Вечером пили чай. Эту традицию Нарги завела сразу, как вернулась домой после родов. Если не ребенок, что еще должно связывать людей, живущих вместе без любви? Ритуалы. Она старалась привыкнуть к мужу, как интерьеру собственной жизни. И вместе с тем давала возможность ему обмануться уважением любимой женщины.
– Гаджи, у Расула отец теперь только ты.
– А все остальные, кто брал тебя?
– Тех, кому ты меня отдавал, больше нет.
– Я не отдавал больше, чем ты отдавала сама. Давай уже не будем ссориться на эту тему. Мы все виноваты, и я не отрицаю это. Но сейчас мы живем дружно, почти как раньше. Надо беречь то, что осталось у нас.
– Осталось? У тебя остатки любви ко мне? Ты честен.

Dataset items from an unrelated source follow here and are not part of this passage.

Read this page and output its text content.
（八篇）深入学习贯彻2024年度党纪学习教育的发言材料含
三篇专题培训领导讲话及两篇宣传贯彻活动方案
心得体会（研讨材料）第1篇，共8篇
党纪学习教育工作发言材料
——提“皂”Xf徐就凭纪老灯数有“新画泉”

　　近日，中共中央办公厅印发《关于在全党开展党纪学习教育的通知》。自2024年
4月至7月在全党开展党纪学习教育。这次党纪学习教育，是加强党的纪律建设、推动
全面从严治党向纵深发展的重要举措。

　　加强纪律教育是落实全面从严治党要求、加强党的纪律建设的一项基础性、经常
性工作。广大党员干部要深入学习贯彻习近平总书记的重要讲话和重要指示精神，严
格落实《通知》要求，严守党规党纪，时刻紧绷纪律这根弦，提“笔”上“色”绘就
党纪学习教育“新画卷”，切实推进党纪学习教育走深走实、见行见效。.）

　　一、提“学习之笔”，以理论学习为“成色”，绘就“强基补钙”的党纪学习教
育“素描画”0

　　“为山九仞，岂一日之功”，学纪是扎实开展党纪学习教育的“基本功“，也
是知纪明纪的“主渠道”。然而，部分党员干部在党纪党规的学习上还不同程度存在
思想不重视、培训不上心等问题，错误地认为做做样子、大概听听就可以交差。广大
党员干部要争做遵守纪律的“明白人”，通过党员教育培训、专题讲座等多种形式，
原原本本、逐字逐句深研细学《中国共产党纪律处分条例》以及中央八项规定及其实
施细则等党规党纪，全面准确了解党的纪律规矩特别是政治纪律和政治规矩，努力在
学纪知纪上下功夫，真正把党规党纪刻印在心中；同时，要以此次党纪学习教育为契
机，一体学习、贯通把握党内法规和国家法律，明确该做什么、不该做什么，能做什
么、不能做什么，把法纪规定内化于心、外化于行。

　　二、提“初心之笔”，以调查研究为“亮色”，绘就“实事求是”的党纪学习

– Остатки лучше, чем ничего. И потом, у меня, что, выбор есть? С кем живу, того и люблю. И хорошо, что это хоть у меня осталось в нашей семье.
– Да, я очень признательна тебе. Ты настоящий мужчина. Живешь с использованной женщиной и воспитываешь чужого ребенка. Герой.
– Так все живут, кто пошел на это. Это не героизм, а моральная тяжесть.
– Ты не предполагал, что так будет?
– Нет, конечно. Ты не представляешь, что такое пламя ревности, оно даже ярче солнца любви. От него раны не заживают.
– Ничего, когда солнце гаснет, оно не тревожит раны. Мы сейчас снова друзья, и это очень хорошо, правильно в нашей ситуации. Мы можем начать сначала, хоть с нуля. Мне нужна только твоя любовь.
– Она есть еще.
– Мне нужна высокая любовь. Мне холодно очень, понимаешь? Меня надо отогреть.
– И что потом?
– Потом я рожу тебе сына, только твоего сына.
– Я никогда не буду делить твоих детей на своих и чужих. А ты сможешь меня полюбить снова?
– Конечно. Я ведь тебя однажды любила и помню, как красиво это.